= Linda Reyna Yáñez =

American judge

Linda Reyna Yáñez (born Soila Linda Reyna, November 30, 1948) is a former American judge, Harvard Law clinical instructor and the former Regional Counsel for the Mexican American Legal Defense and Education Fund in Chicago, Illinois. She was the first Hispanic woman to serve on a Texas appeals court.

== Early life ==
Yáñez was born in her family home in Rio Hondo, Texas. She was raised by her grandparents while her parents traveled the country for work, occasionally working herself in local cotton fields. Yáñez was socially and academically successful, and was active in the National Honor Society and student government, though she was affected by racial discrimination in her segregated school. After high school, she enrolled in Pan American University (later the University of Texas–Pan American and now the University of Texas–Rio Grande Valley) in Edinburg, Texas.

== Education ==
At Pan American University, Yáñez originally planned to study engineering, but ultimately followed the Inter-American Studies program.
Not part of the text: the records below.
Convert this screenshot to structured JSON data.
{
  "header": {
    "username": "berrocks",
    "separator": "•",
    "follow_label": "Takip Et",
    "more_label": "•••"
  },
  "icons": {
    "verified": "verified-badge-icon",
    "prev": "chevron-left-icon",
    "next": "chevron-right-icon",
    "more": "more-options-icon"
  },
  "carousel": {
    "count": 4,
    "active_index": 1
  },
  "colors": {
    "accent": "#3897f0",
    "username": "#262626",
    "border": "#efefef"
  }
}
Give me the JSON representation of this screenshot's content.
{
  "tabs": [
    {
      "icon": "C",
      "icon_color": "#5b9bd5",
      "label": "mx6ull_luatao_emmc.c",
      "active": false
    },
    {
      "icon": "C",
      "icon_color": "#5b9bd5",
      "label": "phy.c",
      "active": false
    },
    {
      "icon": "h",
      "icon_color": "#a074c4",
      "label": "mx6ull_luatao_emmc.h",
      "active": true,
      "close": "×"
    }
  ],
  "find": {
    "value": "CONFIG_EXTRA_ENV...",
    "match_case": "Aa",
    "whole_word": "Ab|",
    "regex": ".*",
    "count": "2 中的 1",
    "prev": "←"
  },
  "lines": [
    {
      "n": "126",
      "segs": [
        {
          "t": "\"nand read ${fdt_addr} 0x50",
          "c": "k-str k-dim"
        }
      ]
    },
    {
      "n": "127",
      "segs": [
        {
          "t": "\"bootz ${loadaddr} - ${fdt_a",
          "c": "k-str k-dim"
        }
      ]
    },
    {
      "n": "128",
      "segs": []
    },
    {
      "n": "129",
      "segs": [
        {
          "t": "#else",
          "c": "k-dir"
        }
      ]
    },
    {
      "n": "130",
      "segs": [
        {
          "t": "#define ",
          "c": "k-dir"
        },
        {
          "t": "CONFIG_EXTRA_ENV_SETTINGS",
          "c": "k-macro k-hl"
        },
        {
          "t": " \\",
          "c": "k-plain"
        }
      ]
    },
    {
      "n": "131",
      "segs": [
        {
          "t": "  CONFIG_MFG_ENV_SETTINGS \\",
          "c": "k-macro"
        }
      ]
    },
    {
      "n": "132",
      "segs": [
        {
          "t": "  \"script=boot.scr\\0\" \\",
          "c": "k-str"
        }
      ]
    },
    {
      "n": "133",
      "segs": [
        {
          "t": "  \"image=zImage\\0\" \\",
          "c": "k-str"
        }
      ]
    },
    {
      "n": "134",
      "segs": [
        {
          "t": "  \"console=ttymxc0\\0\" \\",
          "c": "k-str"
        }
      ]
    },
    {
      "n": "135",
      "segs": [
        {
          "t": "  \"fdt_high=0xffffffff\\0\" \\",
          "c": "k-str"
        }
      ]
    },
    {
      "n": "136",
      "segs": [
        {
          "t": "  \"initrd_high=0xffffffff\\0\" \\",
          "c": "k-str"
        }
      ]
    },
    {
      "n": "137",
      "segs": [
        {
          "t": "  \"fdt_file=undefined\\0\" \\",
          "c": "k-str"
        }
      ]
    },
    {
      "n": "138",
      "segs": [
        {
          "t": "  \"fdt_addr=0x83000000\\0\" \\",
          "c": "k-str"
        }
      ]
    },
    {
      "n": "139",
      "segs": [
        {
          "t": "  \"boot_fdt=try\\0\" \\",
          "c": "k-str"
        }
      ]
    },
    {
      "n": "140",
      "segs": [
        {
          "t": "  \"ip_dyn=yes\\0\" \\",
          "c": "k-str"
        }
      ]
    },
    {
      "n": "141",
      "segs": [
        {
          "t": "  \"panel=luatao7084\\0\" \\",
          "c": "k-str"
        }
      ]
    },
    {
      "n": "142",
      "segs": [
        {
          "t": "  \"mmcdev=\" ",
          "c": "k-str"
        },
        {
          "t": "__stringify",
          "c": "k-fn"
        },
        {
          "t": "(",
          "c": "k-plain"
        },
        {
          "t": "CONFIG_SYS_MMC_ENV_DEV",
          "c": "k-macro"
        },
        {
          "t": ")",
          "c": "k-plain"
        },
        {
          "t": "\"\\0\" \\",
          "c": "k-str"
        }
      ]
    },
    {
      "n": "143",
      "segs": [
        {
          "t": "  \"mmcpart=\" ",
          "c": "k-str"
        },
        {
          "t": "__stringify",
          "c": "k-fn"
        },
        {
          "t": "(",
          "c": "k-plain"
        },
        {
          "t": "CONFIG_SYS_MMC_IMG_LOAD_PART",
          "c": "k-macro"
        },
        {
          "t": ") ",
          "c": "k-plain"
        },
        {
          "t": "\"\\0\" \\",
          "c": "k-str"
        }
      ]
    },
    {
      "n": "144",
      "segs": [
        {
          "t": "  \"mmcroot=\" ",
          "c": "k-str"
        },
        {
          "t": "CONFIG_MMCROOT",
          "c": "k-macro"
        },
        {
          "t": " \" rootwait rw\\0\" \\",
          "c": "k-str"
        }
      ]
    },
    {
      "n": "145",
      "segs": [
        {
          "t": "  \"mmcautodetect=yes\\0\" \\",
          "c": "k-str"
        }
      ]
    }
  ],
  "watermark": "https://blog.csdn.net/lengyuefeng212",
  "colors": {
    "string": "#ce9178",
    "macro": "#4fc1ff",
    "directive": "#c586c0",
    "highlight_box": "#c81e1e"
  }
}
She was a member of the Young Democrats and Model Organization for American States, and graduated with a Bachelor of Arts in 1970. After a period of time working in Washington, D.C. for then-President Richard Nixon's Committee on Opportunity for the Spanish-Speaking, and in Weslaco, Texas as a schoolteacher, Yáñez earned her Juris Doctor from Texas Southern University in Houston. She also holds a Master of Laws degree from the University of Virginia School of Law.